Uma introdução à “espiritualidade” nos ajudaria a compreender não somente o termo, mas também a aplicação dele na vida espiritual do bispo. A palavra “espiritualidade” é usada atualmente de uma forma muito elástica e possui vários significados, pois não é vista mais apenas dentro de um âmbito religioso propriamente dito (“divina” ou “angélica”), mas hoje muitos a entendem como “entusiasmo” ou “filosofia mística”, apesar de que o nosso conceito se fixará no território teológico e eclesiástico indicando uma existência em comunhão com Deus, uma vida que vem da fé em Jesus Cristo movida pelo Espírito Santo.
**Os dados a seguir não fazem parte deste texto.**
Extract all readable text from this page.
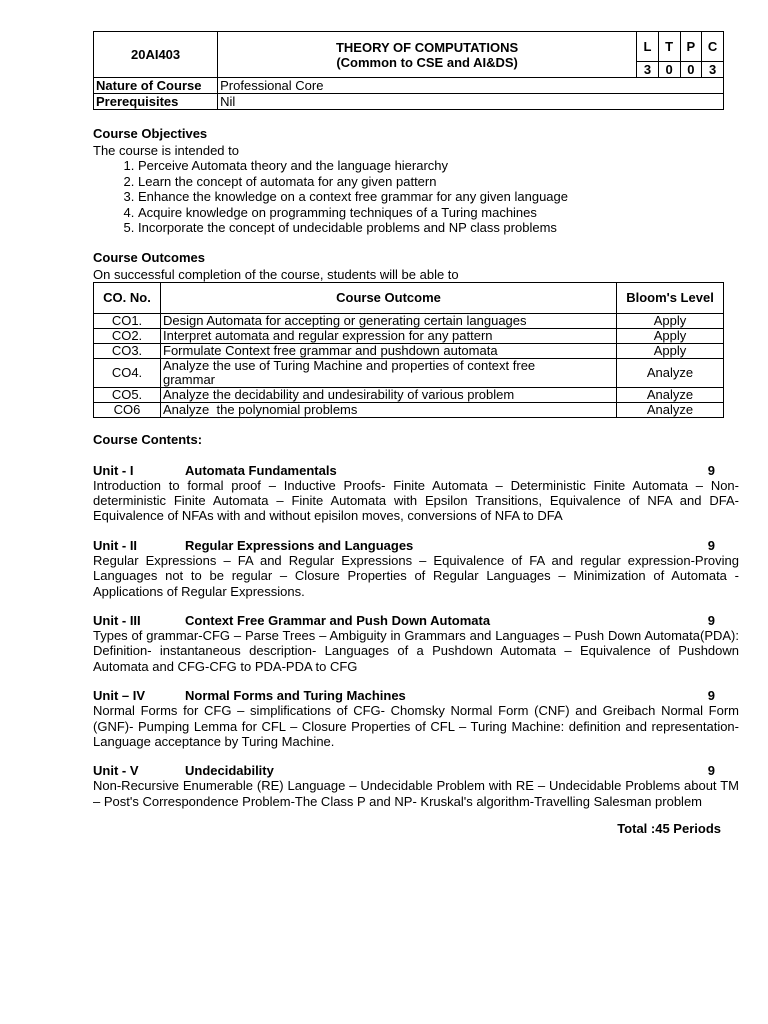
20AI403	THEORY OF COMPUTATIONS
(Common to CSE and AI&DS)	L	T	P	C
		3	0	0	3
Nature of Course	Professional Core				
Prerequisites	Nil				
Course Objectives
The course is intended to
1. Perceive Automata theory and the language hierarchy
2. Learn the concept of automata for any given pattern
3. Enhance the knowledge on a context free grammar for any given language
4. Acquire knowledge on programming techniques of a Turing machines
5. Incorporate the concept of undecidable problems and NP class problems
Course Outcomes
On successful completion of the course, students will be able to
CO. No.	Course Outcome	Bloom's Level
CO1.	Design Automata for accepting or generating certain languages	Apply
CO2.	Interpret automata and regular expression for any pattern	Apply
CO3.	Formulate Context free grammar and pushdown automata	Apply
CO4.	Analyze the use of Turing Machine and properties of context free grammar	Analyze
CO5.	Analyze the decidability and undesirability of various problem	Analyze
CO6	Analyze  the polynomial problems	Analyze
Course Contents:
Unit - I	Automata Fundamentals	9
Introduction to formal proof – Inductive Proofs- Finite Automata – Deterministic Finite Automata – Non-deterministic Finite Automata – Finite Automata with Epsilon Transitions, Equivalence of NFA and DFA-Equivalence of NFAs with and without episilon moves, conversions of NFA to DFA
Unit - II	Regular Expressions and Languages	9
Regular Expressions – FA and Regular Expressions – Equivalence of FA and regular expression-Proving Languages not to be regular – Closure Properties of Regular Languages – Minimization of Automata - Applications of Regular Expressions.
Unit - III	Context Free Grammar and Push Down Automata	9
Types of grammar-CFG – Parse Trees – Ambiguity in Grammars and Languages – Push Down Automata(PDA): Definition- instantaneous description- Languages of a Pushdown Automata – Equivalence of Pushdown Automata and CFG-CFG to PDA-PDA to CFG
Unit – IV	Normal Forms and Turing Machines	9
Normal Forms for CFG – simplifications of CFG- Chomsky Normal Form (CNF) and Greibach Normal Form (GNF)- Pumping Lemma for CFL – Closure Properties of CFL – Turing Machine: definition and representation-Language acceptance by Turing Machine.
Unit - V	Undecidability	9
Non-Recursive Enumerable (RE) Language – Undecidable Problem with RE – Undecidable Problems about TM – Post's Correspondence Problem-The Class P and NP- Kruskal's algorithm-Travelling Salesman problem
Total :45 Periods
E por falar em “espírito”, a origem da palavra espiritualidade vem do grego (pneumatikós) que quer dizer “de acordo com o espírito” ou “cheio do espírito”. Que em latim ficaria spiritus. Assim, quando falamos em espiritualidade queremos dizer que é a vida que vem Deus, um dom sobrenatural que está para além da pura materialidade. Em outras palavras, é uma arte de viver espiritualmente conforme os ditames do Espírito Santo. É o caminho do deixar-se formar e mudar cada vez mais pelo Espírito de Jesus. Não é difícil notar a centralidade do “Espírito Santo” quando falamos em “espiritualidade”. Trazendo o tema para uma ambiência eclesial e cristã genuínas, em que vislumbramos uma seara vastíssima de caminhos espirituais oriundos da vida bi-milenar da Igreja Católica, podemos citar uma multiplicidade de fontes (cada uma com sua especificidade): espiritualidade de caráter beneditino (que colocava a liturgia e a vida em comunidade como centro), a espiritualidade franciscana (para qual a pobreza e a liberdade interna são os seus sustentáculos), a espiritualidade inaciana (que possuem os conhecidos “exercícios espirituais” para se conseguir ou aperfeiçoar as virtudes), a espiritualidade mística (que valoriza a união com Deus), a espiritualidade mariana (a qual tem Maria Santíssima como modelo e símbolo da confiança e fé em Deus), e muitas outras. E como falamos acima que o termo “espiritualidade” é flexível a muitas outras formas de vida no cotidiano (não somente no cristianismo), alguns teóricos ainda arriscam dizer que ela está presente também, em tons “entusiasmados” (e a palavra já aponta para uma “força mística” da pessoa), no trabalho, nos relacionamentos, nas decisões da vida, na nossa missão ou objetivos que traçamos em nossa existência histórica. Diante dessa pequena nota sobre a “espiritualidade”, enfatizamos que a vida espiritual do bispo passa necessariamente pela via teológica e eclesial do Espírito Santo como fonte de sua vocação e missão episcopal, e não pela via “filosófica” ou “entusiasmada” como centro de suas “apaixonadas cosmovisões”.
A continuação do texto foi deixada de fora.